Long before the internet was born, you walked into your local shop and got advice from your favorite salesperson. They knew your face, and perhaps even your name and preferences, and could make the right suggestions for your needs. Flash forward a few years, and shopping became an anonymous, transaction-focused experience. You clicked a link and pressed a buy button, and a package appeared on your doorstep a few days later.
But it’s all come full circle: sales interactions are personal again, from retail to SaaS to grocery delivery. Customers expect the businesses that sell to them to have detailed profiles of their likes, dislikes, past purchases, and online behavior. What’s more: they want their favorite companies to anticipate and cater to their needs. Here’s how you can use tech to provide a top notch experience that makes your customers feel truly seen.
1. Take a Hint From Your Competitors
Customers want to hear from their favorite brands — in their email inboxes, on social media, through blog posts, and even the occasional SMS. They also expect the companies they follow or do business with to have insight into issues they care about. If your competitors are beating you to the punch when it comes to consistently engaging with consumers, it may be time to conduct a competitive content analysis.
The bottom line is, traditional information sources like magazines and even personal blogs are out. Consumers are getting their information from sources doubling as marketing channels — like your company’s website or marketing emails. This type of content can help your brand develop the perfect strategy to fill in those information gaps.
2. Use Social Listening to Understand Your Audience
AI content tools scan your and your competitors’ content to determine what’s missing from the conversation. But social listening tools do the opposite: they determine what your customers and prospects are already talking about. These tools monitor and track what’s happening in the social media ecosystem. They can help you find out what people are saying about your brand and what your customers want to hear and talk about.
With the info you learn through social listening, you can craft relevant, topical marketing campaigns or viral social media trends. For example, you can capitalize on a noteworthy TikTok dance or partner up with an influencer who likes your products. You can re-shape your brand perception, if necessary, countering any negative messaging you find with positive information about your company.

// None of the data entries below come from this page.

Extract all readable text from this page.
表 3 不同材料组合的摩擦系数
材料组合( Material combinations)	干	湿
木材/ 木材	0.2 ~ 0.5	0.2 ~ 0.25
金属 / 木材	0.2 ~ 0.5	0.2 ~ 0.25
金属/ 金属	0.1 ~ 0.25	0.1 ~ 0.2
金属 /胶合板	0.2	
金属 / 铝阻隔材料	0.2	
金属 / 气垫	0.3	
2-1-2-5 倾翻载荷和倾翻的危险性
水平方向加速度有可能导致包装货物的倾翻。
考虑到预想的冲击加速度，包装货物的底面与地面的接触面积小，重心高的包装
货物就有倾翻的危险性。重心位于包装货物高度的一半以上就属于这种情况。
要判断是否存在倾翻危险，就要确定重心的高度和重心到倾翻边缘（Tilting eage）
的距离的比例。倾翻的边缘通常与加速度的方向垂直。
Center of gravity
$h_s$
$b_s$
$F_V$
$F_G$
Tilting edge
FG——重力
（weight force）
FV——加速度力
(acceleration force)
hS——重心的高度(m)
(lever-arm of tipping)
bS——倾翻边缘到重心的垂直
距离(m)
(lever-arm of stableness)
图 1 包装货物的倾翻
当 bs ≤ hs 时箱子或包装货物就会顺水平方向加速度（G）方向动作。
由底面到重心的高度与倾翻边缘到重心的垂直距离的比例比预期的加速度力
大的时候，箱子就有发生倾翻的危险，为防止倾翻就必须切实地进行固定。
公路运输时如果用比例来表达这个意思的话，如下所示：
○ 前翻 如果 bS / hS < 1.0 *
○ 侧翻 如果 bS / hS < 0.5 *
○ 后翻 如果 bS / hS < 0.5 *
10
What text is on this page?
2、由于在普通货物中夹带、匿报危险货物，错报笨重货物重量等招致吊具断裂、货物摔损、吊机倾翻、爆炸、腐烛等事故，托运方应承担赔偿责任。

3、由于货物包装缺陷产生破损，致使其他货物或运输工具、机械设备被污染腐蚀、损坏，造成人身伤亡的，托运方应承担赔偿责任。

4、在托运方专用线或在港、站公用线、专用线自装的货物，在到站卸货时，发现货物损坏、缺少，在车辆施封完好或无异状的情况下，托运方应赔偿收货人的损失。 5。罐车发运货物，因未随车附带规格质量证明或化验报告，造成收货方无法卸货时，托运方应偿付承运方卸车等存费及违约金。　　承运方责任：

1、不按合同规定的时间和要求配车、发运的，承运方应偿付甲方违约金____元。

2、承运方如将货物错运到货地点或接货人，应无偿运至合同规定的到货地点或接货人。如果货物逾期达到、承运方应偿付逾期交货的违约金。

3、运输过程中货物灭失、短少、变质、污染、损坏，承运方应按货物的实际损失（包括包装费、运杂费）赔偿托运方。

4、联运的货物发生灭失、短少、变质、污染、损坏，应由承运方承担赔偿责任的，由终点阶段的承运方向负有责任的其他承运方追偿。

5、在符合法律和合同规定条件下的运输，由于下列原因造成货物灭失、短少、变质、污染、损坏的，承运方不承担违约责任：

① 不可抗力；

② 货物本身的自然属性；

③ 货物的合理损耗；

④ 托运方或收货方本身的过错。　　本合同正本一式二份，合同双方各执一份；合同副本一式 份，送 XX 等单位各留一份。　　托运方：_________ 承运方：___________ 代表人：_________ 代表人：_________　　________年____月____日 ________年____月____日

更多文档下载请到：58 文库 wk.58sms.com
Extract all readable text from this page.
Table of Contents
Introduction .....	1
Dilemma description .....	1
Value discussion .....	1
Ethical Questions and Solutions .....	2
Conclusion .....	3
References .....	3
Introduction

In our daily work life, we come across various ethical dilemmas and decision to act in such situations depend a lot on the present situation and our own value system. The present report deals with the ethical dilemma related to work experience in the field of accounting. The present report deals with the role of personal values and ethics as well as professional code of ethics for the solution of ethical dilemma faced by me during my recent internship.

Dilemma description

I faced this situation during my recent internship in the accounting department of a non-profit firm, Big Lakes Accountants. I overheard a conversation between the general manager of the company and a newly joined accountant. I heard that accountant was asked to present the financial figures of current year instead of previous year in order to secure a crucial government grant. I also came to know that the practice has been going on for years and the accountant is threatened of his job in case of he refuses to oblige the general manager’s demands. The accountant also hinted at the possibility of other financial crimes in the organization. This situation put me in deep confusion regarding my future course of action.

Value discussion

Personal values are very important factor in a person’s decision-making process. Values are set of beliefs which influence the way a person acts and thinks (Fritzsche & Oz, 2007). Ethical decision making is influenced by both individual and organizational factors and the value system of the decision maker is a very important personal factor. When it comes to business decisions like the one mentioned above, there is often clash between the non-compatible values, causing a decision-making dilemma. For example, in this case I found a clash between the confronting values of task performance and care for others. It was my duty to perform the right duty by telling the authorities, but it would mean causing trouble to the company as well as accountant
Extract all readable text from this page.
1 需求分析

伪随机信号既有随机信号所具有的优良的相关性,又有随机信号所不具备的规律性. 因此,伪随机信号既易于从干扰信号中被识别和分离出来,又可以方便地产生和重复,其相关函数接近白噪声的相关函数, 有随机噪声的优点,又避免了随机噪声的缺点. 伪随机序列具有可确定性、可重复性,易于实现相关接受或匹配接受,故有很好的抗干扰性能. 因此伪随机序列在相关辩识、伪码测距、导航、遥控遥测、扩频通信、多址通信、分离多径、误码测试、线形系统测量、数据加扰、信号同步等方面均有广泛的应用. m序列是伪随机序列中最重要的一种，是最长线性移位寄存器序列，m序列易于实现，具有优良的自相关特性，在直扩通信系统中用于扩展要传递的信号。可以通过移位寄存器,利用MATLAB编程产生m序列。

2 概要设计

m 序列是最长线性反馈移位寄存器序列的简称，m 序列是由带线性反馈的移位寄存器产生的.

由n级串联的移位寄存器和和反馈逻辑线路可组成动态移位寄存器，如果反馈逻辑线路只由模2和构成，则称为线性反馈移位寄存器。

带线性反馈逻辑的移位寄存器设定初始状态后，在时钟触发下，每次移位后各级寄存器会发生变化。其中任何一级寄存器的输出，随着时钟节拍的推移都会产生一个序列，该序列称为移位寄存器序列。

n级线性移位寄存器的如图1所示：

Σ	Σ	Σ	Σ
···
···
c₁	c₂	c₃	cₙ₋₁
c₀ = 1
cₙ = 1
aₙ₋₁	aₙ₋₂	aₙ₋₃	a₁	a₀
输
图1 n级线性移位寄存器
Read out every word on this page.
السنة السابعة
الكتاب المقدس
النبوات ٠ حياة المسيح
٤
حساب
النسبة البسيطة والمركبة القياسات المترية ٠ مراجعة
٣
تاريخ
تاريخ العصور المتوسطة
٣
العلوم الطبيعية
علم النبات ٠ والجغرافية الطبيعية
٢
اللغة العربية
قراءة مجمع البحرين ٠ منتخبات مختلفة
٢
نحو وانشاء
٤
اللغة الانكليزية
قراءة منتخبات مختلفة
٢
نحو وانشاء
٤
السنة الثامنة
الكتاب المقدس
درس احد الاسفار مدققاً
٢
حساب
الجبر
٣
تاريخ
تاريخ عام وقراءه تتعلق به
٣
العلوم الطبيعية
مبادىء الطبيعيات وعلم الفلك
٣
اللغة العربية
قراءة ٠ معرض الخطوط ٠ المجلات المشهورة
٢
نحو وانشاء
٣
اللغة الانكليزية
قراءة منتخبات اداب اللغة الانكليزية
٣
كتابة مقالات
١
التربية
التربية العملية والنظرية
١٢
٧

3. Hyper-Personalize Your User Experience
Personalization tech comes in a variety of forms, but they all have the same basic end game. The idea is to serve each customer a tailored experience, based on each new detail you learn about them. Companies like Netflix do this by offering ever-more accurate movie and television recommendations. Others, like Lululemon and Stitchfix, remember what clothing you bought last time and suggest complimentary items to fill out your closet.
A smaller, growing business might not have the resources to build this level of complexity into their personalization. But personalization engines are becoming more affordable and accessible to a variety of businesses, including SMEs. These tech tools can be used to deliver more fine-tuned customer service experiences or help associates choose the right sales tactics. They can also deliver segmented landing pages or targeted discount offers to prospects.
4. Optimize for Accessibility
To truly cater to your target audience, you need to make it as easy as possible for them to connect with your brand. But companies often overlook one of the most basic ways of making themselves available and approachable to potential customers. Around ten percent of U.S. adults have either a vision or a hearing disability. Still more have cognitive or motor disabilities, or forms of neurodivergence that could benefit from the availability of accessibility features.
Most brands could be doing a lot more to provide multi-sensory and accessible experiences to cater to their audiences. For example, more brands could be making their sites voice search accessible or offering blog posts in spoken or podcast form. On the flip side, transcripts of podcasts and captions for ads aren’t nearly as prevalent as they could be. Poor store and even product design can prevent disabled customers from being able to use certain items or services.
On a Silver Spoon
The famous expression “The customer is always right” was coined over 100 years ago. In that time, no one could’ve ever imagined a world in which each customer experience was as unique as it is today. Sure, a sales associate could provide a friendly experience that felt personal to the customer. But they couldn’t know the customer as deeply as AI, machine learning, and other tech tools allow for today.
Today’s tech allows companies to be more than just friendly faces offering the customer what they might want. It creates opportunities to get closer and closer each day to practically reading the customers’ mind. Companies should protect this knowledge and be sure to use all the insights they glean responsibly. But customers have a powerful desire to be known and understood, and companies shouldn’t be afraid to heed that demand.